Pelo menos três manifestantes que depredaram o Palácio do Planalto no dia 8 de janeiro de 2023 e aguardam o fim de seus julgamentos no Supremo Tribunal Federal tentaram fugir para o Uruguai no dia 16 de janeiro. Elas pediram refúgio político no país por meio do consulado uruguaio em Santana do Livramento (RS), cidade que faz fronteira com o país vizinho.
As informações foram repassadas ao Brasil de Fato por fontes e confirmadas pelo advogado das manifestantes. Procurada no dia 19 de janeiro, a embaixada do Uruguai só retornou os contatos da reportagem na última sexta-feira, (26), sem confirmar ou negar a informação. O órgão alega que os pedidos de refúgio político tramitam sob sigilo.
“Cabe lembrar dois princípios fundamentais da figura do refúgio, nomeadamente: o princípio da não rejeição na fronteira e a confidencialidade. A primeira garante que qualquer controle migratório se absterá de proibir a entrada em território nacional de qualquer pessoa que manifeste a intenção de solicitar refúgio. Esta disposição será aplicável mesmo quando o requerente não possua a documentação exigida pelas disposições legais de imigração ou esta seja visivelmente fraudulenta ou falsificada”, disse a embaixada em nota. As três brasileiras que tentaram fugir estão com o passaporte retido por ordem do Supremo Tribunal Federal (STF).
As manifestantes são Alethea Verusca Soares, condenada em 27 de novembro pelo STF a 16 anos e seis meses de prisão; Rosana Maciel Gomes, condenada em 10 de novembro a 13 anos e seis meses de prisão; e Jupira Silvana da Cruz Rodrigues, cujo julgamento foi suspenso no dia 3 de outubro após um pedido do ministro André Mendonça para levar o julgamento do plenário virtual para o plenário físico da corte.
As três respondem pelos crimes de abolição violenta do Estado Democrático, golpe de estado, dano qualificado, deterioração do patrimônio tombado e associação criminosa armada. No caso de Alethea e Rosana, apesar da condenação, os processos ainda não transitam em julgado, isto é, não se encerraram as possibilidades de recursos.
O julgamento de Jupira começou no plenário virtual, com voto de Alexandre de Moraes pela condenação a 14 anos de prisão. O relator foi seguido pela maioria dos ministros: Edson Fachin, Rosa Weber, Dias Toffoli, Gilmar Mendes, Cármen Lúcia, Luiz Fux e Cristiano Zanin. Como André Mendonça pediu que o caso fosse destacado para o plenário físico, o processo ainda não foi encerrado.
‘Buscam ficar legalizadas em outro país’
Por meio de nota, o advogado Hélio Júnior, representante das três, confirmou a tentativa de fuga e disse que elas já não estão mais no Uruguai. “Tomei conhecimento que foram pedir refúgio político em outro país.

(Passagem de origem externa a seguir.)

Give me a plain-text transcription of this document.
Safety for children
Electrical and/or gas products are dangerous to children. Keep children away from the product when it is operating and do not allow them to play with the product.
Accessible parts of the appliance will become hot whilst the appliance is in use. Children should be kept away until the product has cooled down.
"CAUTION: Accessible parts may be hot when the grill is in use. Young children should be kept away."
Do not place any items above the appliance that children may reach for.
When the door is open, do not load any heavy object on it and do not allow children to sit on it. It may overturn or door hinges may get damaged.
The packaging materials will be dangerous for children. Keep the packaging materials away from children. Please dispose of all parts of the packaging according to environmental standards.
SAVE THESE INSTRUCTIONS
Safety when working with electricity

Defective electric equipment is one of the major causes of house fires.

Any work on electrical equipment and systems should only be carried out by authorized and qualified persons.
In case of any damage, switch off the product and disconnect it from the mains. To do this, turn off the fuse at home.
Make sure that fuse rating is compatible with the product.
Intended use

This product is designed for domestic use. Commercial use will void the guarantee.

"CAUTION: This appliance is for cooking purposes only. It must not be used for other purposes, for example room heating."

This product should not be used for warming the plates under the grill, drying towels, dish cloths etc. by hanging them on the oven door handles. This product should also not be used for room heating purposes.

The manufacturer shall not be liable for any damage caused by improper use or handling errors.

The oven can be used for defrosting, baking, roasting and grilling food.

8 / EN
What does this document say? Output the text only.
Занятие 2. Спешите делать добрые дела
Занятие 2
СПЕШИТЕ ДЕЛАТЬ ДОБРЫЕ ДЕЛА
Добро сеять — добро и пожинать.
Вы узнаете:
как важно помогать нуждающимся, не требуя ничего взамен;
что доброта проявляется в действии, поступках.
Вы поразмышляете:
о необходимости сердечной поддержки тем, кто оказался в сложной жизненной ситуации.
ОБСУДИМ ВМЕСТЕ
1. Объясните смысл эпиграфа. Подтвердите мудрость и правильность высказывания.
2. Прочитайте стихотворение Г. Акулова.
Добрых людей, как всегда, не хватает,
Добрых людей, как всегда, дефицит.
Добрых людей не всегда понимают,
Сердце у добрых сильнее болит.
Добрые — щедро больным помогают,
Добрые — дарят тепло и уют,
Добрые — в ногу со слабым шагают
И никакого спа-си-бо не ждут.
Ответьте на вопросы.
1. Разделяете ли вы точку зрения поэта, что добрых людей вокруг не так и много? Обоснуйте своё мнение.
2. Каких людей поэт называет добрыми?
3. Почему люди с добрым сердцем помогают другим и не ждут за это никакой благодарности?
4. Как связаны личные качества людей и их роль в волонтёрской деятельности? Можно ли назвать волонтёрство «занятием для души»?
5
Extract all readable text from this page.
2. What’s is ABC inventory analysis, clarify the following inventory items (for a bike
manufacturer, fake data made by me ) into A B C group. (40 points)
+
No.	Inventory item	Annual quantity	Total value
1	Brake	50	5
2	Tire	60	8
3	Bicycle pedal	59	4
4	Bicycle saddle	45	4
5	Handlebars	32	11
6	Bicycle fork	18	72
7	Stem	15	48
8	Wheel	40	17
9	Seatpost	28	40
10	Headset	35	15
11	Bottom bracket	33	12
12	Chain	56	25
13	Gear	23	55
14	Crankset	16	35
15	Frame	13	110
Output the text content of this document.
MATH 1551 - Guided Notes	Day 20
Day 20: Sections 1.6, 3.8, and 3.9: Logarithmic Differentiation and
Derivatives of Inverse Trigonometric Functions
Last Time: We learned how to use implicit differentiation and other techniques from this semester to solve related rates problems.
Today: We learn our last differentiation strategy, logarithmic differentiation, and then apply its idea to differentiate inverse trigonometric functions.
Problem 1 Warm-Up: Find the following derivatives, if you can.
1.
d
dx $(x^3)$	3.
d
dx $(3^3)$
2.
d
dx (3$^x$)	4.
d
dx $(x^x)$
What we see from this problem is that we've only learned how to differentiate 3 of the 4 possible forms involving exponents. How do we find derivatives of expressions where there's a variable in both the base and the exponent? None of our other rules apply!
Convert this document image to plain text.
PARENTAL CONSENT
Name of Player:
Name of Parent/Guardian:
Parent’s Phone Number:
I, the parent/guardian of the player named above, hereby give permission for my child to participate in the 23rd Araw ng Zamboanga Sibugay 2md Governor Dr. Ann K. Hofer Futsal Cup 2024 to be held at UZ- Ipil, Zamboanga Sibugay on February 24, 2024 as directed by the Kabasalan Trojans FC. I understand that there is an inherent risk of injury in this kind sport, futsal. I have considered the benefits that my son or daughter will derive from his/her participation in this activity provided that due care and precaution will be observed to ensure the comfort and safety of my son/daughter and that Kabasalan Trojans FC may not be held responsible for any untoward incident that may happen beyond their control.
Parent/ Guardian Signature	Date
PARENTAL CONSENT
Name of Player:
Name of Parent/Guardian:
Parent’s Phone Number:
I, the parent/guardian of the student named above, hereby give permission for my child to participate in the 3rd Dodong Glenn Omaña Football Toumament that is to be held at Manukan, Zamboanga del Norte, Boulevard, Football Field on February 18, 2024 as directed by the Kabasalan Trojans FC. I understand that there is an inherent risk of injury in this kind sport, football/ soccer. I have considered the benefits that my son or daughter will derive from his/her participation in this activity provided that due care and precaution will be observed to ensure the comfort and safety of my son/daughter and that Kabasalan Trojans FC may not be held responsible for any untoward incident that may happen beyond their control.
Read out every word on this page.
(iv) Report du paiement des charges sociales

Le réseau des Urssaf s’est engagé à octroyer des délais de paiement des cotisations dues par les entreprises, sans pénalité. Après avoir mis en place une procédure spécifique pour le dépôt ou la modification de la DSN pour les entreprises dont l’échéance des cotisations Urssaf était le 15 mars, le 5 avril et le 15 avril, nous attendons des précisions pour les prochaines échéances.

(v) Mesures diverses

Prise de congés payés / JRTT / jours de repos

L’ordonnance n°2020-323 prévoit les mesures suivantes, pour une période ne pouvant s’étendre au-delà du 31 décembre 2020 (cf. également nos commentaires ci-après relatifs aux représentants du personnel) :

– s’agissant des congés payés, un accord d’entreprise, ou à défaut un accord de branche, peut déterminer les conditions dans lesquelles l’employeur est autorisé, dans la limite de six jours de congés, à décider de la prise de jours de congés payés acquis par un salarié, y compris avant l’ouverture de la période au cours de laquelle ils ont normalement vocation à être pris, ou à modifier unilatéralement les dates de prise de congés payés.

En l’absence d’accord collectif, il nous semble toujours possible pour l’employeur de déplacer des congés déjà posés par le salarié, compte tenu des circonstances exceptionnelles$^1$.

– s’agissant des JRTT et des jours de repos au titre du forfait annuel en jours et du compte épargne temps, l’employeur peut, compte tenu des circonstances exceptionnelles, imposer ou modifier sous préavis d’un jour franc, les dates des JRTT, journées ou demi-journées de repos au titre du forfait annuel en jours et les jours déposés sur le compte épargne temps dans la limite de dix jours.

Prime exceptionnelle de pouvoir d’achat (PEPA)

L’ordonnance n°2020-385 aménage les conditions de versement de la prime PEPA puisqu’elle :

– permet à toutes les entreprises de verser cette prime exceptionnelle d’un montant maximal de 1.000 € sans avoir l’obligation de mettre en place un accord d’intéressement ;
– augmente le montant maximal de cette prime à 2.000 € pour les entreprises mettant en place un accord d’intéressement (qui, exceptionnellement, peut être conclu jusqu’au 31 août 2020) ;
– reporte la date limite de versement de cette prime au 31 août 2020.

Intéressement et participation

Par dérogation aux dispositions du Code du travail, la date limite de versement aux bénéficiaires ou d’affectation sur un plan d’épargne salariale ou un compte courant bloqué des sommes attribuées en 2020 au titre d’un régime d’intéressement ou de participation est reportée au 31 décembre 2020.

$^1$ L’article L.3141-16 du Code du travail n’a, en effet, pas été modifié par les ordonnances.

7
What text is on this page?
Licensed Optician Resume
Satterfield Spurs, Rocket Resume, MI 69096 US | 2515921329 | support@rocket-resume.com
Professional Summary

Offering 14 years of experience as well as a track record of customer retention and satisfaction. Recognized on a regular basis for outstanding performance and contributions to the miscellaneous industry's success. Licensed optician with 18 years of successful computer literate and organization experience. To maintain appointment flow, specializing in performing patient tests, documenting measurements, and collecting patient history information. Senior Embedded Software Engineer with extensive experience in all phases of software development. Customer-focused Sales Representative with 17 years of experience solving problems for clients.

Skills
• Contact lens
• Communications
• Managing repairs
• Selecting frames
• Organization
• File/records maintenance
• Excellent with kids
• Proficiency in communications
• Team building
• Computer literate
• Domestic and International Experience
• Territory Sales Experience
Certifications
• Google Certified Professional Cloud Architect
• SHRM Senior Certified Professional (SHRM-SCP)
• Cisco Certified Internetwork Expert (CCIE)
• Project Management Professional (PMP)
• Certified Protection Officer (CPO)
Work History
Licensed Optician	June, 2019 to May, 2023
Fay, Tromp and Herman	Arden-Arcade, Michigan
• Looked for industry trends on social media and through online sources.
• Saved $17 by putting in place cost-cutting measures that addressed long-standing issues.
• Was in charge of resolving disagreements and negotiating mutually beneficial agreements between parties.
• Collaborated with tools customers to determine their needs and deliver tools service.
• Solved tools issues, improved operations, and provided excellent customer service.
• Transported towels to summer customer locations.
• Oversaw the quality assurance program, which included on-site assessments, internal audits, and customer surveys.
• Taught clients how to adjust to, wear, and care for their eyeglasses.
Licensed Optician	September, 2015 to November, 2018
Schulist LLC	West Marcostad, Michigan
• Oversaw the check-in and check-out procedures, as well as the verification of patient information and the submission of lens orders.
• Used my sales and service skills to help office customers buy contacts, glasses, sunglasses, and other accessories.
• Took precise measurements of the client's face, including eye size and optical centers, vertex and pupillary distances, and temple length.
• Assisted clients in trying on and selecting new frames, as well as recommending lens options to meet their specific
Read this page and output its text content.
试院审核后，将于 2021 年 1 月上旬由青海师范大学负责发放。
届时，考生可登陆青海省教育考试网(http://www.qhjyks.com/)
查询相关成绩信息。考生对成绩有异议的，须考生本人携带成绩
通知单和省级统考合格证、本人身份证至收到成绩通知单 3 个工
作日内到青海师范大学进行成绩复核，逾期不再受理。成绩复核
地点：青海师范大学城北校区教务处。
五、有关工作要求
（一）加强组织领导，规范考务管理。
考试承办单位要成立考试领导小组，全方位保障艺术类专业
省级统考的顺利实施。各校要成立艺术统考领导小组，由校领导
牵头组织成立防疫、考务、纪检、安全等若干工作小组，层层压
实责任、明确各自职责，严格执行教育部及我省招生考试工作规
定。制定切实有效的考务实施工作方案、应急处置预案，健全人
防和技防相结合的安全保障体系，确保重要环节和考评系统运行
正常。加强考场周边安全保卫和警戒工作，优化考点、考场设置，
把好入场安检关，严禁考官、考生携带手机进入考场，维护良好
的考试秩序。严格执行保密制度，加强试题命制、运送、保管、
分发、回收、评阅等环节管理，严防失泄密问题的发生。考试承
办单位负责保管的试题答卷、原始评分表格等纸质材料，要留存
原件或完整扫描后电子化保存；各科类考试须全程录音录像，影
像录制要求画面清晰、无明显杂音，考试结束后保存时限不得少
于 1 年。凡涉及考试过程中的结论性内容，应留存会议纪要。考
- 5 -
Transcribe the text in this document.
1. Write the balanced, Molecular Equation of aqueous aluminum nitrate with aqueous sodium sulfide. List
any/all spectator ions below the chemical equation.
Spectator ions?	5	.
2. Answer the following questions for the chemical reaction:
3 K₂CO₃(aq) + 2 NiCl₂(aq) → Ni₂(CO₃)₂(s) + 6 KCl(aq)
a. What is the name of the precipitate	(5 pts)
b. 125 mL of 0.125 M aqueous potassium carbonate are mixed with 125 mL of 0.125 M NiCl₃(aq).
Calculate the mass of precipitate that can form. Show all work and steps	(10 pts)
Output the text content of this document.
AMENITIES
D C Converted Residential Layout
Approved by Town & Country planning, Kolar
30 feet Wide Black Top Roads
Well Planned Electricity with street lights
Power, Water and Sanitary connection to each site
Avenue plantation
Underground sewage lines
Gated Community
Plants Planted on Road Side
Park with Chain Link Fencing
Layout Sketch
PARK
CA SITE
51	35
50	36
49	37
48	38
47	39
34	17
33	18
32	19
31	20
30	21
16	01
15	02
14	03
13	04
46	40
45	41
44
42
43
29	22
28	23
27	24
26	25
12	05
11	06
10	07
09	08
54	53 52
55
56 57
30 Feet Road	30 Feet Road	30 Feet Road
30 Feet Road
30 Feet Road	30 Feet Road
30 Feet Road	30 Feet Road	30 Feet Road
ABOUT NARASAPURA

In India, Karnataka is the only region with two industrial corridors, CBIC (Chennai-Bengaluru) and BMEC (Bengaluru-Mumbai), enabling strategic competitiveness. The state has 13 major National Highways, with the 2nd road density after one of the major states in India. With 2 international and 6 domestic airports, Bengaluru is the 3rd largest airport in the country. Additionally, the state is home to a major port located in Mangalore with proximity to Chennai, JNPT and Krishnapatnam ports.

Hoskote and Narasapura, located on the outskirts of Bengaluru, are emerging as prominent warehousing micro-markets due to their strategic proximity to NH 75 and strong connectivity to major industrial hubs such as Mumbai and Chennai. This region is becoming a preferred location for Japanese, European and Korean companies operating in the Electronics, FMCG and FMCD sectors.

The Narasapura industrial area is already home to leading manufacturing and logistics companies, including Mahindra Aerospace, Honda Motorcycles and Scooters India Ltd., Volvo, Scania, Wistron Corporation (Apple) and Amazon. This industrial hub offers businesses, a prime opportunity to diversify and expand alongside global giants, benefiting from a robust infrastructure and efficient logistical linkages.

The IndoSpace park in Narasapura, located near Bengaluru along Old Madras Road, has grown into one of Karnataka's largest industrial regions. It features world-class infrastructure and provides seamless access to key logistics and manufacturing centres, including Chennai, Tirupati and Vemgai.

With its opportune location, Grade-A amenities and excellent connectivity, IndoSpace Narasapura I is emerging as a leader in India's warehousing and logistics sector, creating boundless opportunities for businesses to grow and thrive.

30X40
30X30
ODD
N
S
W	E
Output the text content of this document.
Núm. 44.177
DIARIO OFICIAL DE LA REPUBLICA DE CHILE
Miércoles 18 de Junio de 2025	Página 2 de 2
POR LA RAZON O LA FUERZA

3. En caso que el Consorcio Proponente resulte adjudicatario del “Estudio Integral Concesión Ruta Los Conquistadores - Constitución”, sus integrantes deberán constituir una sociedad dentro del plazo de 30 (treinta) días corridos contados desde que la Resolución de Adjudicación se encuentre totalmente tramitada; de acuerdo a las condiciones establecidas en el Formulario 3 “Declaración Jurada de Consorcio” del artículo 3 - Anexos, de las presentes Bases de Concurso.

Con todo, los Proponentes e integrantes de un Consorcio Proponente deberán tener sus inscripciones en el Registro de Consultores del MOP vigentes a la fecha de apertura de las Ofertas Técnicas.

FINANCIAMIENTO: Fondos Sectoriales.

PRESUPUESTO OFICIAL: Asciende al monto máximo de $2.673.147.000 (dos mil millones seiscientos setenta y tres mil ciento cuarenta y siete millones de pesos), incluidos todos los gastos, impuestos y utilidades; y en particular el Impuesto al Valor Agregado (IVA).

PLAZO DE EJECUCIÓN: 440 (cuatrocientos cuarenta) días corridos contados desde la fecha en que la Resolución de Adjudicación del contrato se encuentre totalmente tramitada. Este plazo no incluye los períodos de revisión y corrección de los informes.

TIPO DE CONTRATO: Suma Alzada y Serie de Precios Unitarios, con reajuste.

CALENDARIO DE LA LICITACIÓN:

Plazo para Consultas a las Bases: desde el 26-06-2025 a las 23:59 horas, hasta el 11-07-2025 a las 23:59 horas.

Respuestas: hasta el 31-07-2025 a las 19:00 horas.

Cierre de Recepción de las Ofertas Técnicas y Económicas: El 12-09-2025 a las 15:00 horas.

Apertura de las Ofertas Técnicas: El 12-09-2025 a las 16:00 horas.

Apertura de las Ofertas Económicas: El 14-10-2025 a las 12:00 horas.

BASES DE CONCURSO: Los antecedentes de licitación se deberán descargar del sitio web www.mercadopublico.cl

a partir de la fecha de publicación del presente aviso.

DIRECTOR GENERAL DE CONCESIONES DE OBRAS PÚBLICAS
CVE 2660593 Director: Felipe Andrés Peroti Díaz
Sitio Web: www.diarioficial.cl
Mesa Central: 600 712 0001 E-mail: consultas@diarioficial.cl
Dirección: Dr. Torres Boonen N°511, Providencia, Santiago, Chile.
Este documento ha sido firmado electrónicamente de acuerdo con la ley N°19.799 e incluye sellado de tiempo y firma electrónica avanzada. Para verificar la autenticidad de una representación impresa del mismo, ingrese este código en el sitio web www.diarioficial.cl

Elas foram condenadas sem provas e agora buscam ficar legalizadas em outro país. Todas foram torturadas física e psicologicamente na Colmeia e temem por suas vidas”. O atual paradeiro das mulheres não foi informado.
Presas no Palácio do Planalto no dia 8 de janeiro de 2023, elas chegaram a ficar sete meses detidas na Colmeia, a penitenciária feminina do Distrito Federal. Na nota, o advogado, que representa outros envolvidos no 8 de janeiro, ainda afirma que “a grande maioria dos meus assistidos permanecem no país cumprindo rigorosamente as regras estabelecidas pelo STF”.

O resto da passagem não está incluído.